Я почему-то полагал, что от имени их кипящего и возмущенного разума заговорит Ким, но поднялся судья.
- Джошуа-без-отца, - начал он почти без внешнего голоса. - Вашей магической силы хватило ныне лишь на то, чтобы во всеуслышание выкрикнуть секрет полишинеля, провозгласить грядущего сверхкентавра и то мнимое превосходство конской расы, которое сделало его появление будто бы возможным. Ведь мы не пытались ни соизмерять культуры, настолько между собой несхожие, ни прорицать. Вы бунтарь, Джошуа, и идете против устоев. Мы хотели раньше выслать вас с женой на столько времени, сколько понадобится нашей республике, чтобы утвердиться в своей самости и закрыть страну от поселенцев. Нам дела нет, что происходит в иных землях и иных мирах, лишь бы сохранить здесь человека. Мы селим и учим у себя людей, этих презираемых вами йеху, которые достойны лучшего имени, поверьте! - Саттар сорвался почти на крик. - Те, в ком явно проявится иная порода, будут уходить отсюда тоже - сами или с нашей помощью. Пусть они будут умнее, красивее, нравственнее нас и более способны к изменению себя и иной косной материи - это не наши ум, красота и мера. Такие существа станут процветать во внешних пределах. Все - кроме вас одного.
- Джошуа Вар-Равван оскорбил всех и каждого, - сухо продолжил эту речь Ким. - Он прекрасный фехтовальщик и не уйдет из города Охрида, пока не найдется хоть один из охридских детей, который будет желать с ним сразиться. Таков приговор, который не подлежит изменению.
- Не подлежит? Так растяните пергамент, на котором он, должно быть, сам собой написался, своими достопочтенными зубками, господа судья и прокурор, и добавьте, что Иола, первый по силе клинок Школы и Охриды, тоже пойдет через строй вместе с мужем.
- Глупая, - шепнул я. - Для меня это не беда; истинные трансфертины мгновенно возрождаются, я на себе пробовал.
- Для меня тоже.
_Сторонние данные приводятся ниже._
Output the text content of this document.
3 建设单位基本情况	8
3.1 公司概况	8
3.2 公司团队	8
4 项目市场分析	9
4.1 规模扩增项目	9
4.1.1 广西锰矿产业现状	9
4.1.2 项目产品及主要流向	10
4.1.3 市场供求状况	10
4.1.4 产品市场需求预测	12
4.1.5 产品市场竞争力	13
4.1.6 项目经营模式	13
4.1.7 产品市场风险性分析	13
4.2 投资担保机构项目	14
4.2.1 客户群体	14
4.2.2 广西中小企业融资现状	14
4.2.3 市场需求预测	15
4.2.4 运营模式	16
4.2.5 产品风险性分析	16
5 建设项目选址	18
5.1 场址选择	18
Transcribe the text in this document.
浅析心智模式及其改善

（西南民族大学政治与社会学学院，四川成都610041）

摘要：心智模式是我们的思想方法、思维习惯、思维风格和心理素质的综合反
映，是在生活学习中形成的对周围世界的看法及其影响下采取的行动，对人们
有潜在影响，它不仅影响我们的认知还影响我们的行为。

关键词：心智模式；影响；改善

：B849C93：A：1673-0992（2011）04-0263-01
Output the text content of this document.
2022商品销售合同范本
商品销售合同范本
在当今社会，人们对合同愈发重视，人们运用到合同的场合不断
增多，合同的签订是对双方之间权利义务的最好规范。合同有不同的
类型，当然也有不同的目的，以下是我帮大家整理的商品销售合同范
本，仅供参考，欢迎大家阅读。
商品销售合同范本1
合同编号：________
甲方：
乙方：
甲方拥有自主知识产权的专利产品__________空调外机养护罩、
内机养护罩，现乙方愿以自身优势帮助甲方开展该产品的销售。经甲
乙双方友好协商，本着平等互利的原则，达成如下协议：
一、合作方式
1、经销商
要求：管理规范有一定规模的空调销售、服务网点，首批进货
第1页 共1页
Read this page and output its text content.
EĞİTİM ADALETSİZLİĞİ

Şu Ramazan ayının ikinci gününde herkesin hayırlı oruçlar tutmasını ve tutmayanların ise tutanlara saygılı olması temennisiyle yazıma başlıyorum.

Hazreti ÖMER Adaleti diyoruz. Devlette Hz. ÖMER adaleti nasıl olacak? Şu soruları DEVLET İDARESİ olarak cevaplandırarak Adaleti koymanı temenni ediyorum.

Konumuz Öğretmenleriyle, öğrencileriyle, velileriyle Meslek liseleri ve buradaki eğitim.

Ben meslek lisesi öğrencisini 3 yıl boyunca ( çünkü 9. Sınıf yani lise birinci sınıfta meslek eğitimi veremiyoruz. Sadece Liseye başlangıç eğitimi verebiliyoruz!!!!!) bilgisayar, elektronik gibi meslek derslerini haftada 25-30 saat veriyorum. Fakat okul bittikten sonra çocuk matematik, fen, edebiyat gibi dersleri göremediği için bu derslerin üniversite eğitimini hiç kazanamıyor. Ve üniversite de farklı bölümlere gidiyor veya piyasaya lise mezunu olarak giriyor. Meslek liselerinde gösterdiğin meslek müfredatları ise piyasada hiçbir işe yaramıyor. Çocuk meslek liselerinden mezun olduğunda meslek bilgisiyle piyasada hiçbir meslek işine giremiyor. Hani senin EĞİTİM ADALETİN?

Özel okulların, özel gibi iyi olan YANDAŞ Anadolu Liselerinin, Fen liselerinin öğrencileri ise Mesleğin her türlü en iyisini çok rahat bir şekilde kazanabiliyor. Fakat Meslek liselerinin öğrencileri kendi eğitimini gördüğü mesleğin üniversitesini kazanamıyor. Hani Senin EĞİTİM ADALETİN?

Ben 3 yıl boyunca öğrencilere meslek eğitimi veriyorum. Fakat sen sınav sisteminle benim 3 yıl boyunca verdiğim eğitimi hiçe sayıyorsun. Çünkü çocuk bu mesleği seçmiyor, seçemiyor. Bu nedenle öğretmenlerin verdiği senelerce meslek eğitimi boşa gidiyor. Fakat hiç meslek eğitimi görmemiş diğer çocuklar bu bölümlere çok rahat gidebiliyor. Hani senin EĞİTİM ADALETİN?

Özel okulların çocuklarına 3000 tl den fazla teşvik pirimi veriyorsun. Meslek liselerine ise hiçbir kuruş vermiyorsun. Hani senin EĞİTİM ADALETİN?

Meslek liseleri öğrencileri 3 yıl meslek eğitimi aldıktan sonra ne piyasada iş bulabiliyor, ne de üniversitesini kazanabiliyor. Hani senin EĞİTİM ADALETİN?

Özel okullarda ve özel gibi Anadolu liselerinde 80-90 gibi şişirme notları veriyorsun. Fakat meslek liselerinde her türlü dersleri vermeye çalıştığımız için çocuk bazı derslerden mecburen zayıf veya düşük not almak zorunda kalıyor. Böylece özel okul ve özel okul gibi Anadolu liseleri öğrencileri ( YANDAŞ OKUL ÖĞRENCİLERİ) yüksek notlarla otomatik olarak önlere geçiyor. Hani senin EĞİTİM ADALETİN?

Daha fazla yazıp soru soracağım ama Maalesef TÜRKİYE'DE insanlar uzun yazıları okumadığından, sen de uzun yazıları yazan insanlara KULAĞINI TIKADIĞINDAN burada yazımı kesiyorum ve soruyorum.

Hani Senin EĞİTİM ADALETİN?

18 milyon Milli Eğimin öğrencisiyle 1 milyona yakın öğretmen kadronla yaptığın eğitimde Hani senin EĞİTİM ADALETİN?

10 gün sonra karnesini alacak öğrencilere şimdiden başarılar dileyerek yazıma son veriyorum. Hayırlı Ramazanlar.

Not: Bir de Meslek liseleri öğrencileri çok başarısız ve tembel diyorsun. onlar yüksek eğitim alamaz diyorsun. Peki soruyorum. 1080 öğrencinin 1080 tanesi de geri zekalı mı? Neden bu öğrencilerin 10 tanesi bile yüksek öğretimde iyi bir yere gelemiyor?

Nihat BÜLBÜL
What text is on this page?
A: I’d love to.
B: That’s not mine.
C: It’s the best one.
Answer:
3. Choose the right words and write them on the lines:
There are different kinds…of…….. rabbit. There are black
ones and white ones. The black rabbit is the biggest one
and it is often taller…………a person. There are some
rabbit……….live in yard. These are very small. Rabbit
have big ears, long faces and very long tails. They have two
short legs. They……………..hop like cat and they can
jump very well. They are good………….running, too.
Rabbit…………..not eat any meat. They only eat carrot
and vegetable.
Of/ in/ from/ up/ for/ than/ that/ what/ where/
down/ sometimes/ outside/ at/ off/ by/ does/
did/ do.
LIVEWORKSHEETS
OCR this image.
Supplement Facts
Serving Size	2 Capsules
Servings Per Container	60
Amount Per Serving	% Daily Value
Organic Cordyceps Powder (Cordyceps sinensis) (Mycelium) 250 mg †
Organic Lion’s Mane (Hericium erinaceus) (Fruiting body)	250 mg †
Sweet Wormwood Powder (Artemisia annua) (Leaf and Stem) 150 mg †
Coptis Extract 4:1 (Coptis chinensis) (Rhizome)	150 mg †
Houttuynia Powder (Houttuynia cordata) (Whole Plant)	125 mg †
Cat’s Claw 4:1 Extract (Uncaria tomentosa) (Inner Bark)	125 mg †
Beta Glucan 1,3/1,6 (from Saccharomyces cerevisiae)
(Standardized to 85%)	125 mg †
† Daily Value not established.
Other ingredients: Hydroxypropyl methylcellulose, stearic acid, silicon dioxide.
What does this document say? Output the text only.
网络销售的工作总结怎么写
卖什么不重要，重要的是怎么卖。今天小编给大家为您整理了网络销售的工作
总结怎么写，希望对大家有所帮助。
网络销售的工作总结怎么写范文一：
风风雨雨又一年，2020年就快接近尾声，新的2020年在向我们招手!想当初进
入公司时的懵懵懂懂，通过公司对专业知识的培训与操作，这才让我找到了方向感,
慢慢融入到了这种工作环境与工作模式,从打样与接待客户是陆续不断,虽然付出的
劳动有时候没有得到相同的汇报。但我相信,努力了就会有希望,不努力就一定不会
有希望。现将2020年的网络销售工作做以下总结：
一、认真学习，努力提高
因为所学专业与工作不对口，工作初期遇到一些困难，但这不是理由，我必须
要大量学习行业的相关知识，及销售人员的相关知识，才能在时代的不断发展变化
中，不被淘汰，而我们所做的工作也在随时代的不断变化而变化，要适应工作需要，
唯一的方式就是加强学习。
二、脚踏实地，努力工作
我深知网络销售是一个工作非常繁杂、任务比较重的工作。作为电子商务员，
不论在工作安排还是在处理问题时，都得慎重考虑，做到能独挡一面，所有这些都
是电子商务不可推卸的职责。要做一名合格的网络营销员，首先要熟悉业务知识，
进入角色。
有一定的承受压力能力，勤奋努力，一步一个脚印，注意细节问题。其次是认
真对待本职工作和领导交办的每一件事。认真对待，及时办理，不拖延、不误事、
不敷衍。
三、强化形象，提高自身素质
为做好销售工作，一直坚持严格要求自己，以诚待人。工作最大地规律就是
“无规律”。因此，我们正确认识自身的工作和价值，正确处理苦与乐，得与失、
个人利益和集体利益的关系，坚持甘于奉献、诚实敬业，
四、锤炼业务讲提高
А обычных людей можно при большой удаче убить телесно, - со злостью проговорила она. - Насчет бессмертной души - не знаю.
- Мы с Дюррой зато видели, - сказал я, - лимб и все такое прочее. Потому я не хочу драться в полную силу. Да и тебе не советую. Придется пересчитывать этих фениксов до скончания века, пока им всем не надоест. Попытаться удрать я бы мог, но бесчестить свое имя неохота.
- Ради чего, спрашивается, ты их раздразнил, шеф, - Дюранда всхлипнула и утерла глаза кончиком хвоста. - Наговорил разных разностей, а это, оказывается, любой знает.
- Любой - это не значит все, змейка. Нужно, чтобы каждый слышал, что и для других это не тайна - тогда они будут сильны.
Хотел бы я знать, в самом деле, как я теперь буду существовать в ритме непрерывной дуэли. Я буду их щадить, это ясно, да и они со временем слегка охладятся. Ярость их поутихнет, но любому из них будет лестно скрестить шпаги, сабли, эспадроны… вертела… шампуры с великолепным, непобедимым, изострившим свое мастерство Дон-Жуаном Охриды и его прекрасной супругой. Они азартны, они не боятся ран, они по своей природе бойцы и игроки - и они ни в жизнь нас отсюда не выпустят, пока я сам не смирюсь!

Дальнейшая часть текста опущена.